Inicialmente, seria possível supor que o documentário se concentraria na perspectiva da violência da ditadura. Entretanto, a proposta do documentarista não é abrir brechas para que se pense que os indivíduos entrevistados foram vítimas passivas que não buscaram alternativas de luta e projetos próprios. Após a contextualização inicial, Luís Carlos de Alencar se debruça sobre a organização política de gays e lésbicas através de associações espalhadas por todo o Brasil, de reuniões propositivas para a definição de linhas de ação, de publicações no formato de jornais e revistas, de propostas artísticas com teor crítico e de manifestações nas ruas com a exposição de suas reivindicações. Este recorte tem o mérito de abordar questões que, geralmente, não são tão trabalhadas por obras que tematizam o período autoritário, chegando, inclusive, a tratar do diálogo com movimentos estrangeiros, de contradições dentro próprio movimento de afirmação homossexual e de novas formas de relacionamento romântico e amoroso.
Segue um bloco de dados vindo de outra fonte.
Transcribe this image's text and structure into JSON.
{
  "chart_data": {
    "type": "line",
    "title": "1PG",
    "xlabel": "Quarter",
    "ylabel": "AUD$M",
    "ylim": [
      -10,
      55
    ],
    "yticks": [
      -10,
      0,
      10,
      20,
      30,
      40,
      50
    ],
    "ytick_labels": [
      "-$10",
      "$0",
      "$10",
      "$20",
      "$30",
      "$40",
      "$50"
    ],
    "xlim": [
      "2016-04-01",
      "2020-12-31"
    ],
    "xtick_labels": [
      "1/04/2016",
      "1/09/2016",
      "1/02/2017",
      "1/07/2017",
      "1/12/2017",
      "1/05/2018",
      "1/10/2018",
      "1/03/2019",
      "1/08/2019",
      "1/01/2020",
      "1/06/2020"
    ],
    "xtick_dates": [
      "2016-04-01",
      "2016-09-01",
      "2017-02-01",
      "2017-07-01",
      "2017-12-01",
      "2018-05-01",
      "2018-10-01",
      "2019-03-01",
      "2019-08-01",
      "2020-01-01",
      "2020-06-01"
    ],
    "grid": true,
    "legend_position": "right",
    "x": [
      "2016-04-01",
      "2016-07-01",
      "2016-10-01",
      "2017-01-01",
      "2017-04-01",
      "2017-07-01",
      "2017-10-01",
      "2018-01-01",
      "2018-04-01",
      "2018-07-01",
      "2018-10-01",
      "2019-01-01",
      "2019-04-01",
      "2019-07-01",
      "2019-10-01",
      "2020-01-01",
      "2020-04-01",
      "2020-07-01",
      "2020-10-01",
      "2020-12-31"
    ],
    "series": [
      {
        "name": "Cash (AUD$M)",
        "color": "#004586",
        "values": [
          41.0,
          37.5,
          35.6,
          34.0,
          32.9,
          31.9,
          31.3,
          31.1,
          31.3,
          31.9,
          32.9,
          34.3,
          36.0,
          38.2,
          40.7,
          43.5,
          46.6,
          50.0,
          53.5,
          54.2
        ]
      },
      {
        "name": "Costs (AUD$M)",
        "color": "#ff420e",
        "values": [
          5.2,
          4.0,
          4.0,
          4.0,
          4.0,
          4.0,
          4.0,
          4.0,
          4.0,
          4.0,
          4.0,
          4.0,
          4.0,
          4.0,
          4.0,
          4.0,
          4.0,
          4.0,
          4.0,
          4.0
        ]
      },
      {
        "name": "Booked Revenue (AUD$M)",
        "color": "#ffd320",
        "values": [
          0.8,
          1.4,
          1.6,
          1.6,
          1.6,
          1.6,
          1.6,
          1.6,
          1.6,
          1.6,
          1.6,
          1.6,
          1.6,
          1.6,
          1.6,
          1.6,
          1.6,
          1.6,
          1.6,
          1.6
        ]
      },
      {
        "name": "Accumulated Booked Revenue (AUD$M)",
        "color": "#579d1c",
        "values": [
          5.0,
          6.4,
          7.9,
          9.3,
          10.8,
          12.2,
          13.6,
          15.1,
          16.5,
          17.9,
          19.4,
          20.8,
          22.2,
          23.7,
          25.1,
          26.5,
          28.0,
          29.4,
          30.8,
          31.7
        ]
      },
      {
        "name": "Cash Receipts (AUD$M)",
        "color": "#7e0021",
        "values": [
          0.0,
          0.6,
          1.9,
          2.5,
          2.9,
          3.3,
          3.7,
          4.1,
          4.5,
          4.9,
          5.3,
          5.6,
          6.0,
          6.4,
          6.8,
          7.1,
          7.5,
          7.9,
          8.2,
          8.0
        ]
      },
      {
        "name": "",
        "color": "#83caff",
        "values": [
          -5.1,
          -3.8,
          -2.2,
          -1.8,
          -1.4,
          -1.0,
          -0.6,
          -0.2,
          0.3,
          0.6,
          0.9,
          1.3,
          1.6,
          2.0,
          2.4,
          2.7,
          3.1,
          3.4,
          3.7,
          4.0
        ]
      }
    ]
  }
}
Por mais que o texto e as entrevistas chamem a atenção, o documentário também confere um poder especial à seleção das imagens. Em boa parte da narrativa, a construção visual gradualmente abre espaço para registros que enfatizem o caráter ativo da população LGBTQIA+. De início, as imagens escolhidas retratam a perseguição e o autoritarismo da ditadura em suas práticas de controle social. Com o passar do tempo, há o triunfo de outras representações que demonstram as características políticas, culturais e sociais das associações de afirmação homossexual, atingindo o auge quando contempla suas articulações com os protestos puxados pelo movimento operário iniciadas no fim da década de 1970. Eventualmente, alguns registros no terceiro ato retomam a dimensão violenta do regime, mas a ideia central se mantém: a capacidade de luta não se perde, nem no passado, nem no presente.

*Filmes assistidos durante a cobertura da 24ª edição do Festival do Rio (24th Rio de Janeiro Int’l Film Festival).